A Real-Time Object Detection Accelerator with Compressed SSDLite on FPGA

Abstract

Convolutional neural network (CNN)-based object detection has been widely employed in various applications such as autonomous driving and intelligent video surveillance. However, the computational complexity of conventional convolution hinders its application in embedded systems. Recently, a mobile-friendly CNN model SSDLite-MobileNetV2 (SSDLiteM2) has been proposed for object detection. This model consists of a novel layer called bottleneck residual block (BRB). Although SSDLiteM2 contains far fewer parameters and computations than conventional CNN models, its performance on embedded devices still cannot meet the requirements of real-time processing.

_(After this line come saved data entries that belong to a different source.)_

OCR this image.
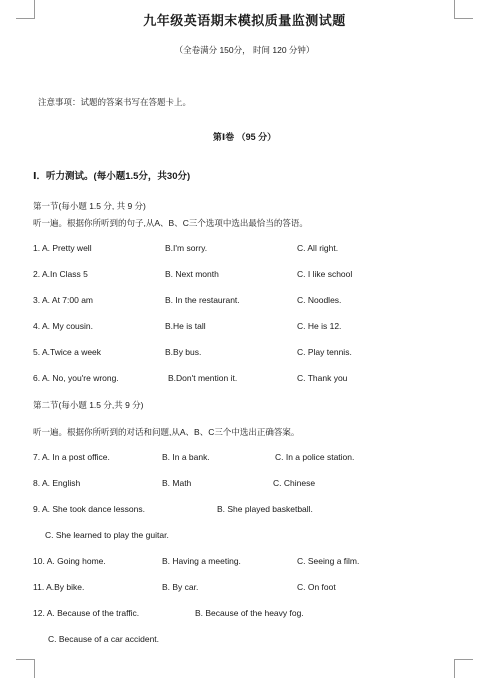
九年级英语期末模拟质量监测试题
（全卷满分 150分， 时间 120 分钟）
注意事项：试题的答案书写在答题卡上。
第Ⅰ卷 （95 分）
Ⅰ．听力测试。(每小题1.5分，共30分)
第一节(每小题 1.5 分, 共 9 分)
听一遍。根据你所听到的句子,从A、B、C三个选项中选出最恰当的答语。
1. A. Pretty well	B.I'm sorry.	C. All right.
2. A.In Class 5	B. Next month	C. I like school
3. A. At 7:00 am	B. In the restaurant.	C. Noodles.
4. A. My cousin.	B.He is tall	C. He is 12.
5. A.Twice a week	B.By bus.	C. Play tennis.
6. A. No, you're wrong.	B.Don't mention it.	C. Thank you
第二节(每小题 1.5 分,共 9 分)
听一遍。根据你所听到的对话和问题,从A、B、C三个中选出正确答案。
7. A. In a post office.	B. In a bank.	C. In a police station.
8. A. English	B. Math	C. Chinese
9. A. She took dance lessons.	B. She played basketball.
C. She learned to play the guitar.
10. A. Going home.	B. Having a meeting.	C. Seeing a film.
11. A.By bike.	B. By car.	C. On foot
12. A. Because of the traffic.	B. Because of the heavy fog.
C. Because of a car accident.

This paper proposes a novel FPGA-based architecture for SSDLiteM2 in combination with hardware optimizations including fused BRB, processing element (PE) sharing and load-balanced channel pruning. Moreover, a novel quantization scheme called partial quantization has been developed, which partially quantizes SSDLiteM2 to 8 bits with only 1.8% accuracy loss. Experiments show that the proposed design on a Xilinx ZC706 device can achieve up to 65 frames per second with 20.3 mean average precision on the COCO dataset.

Publication
2018 International Conference on Field-Programmable Technology (FPT)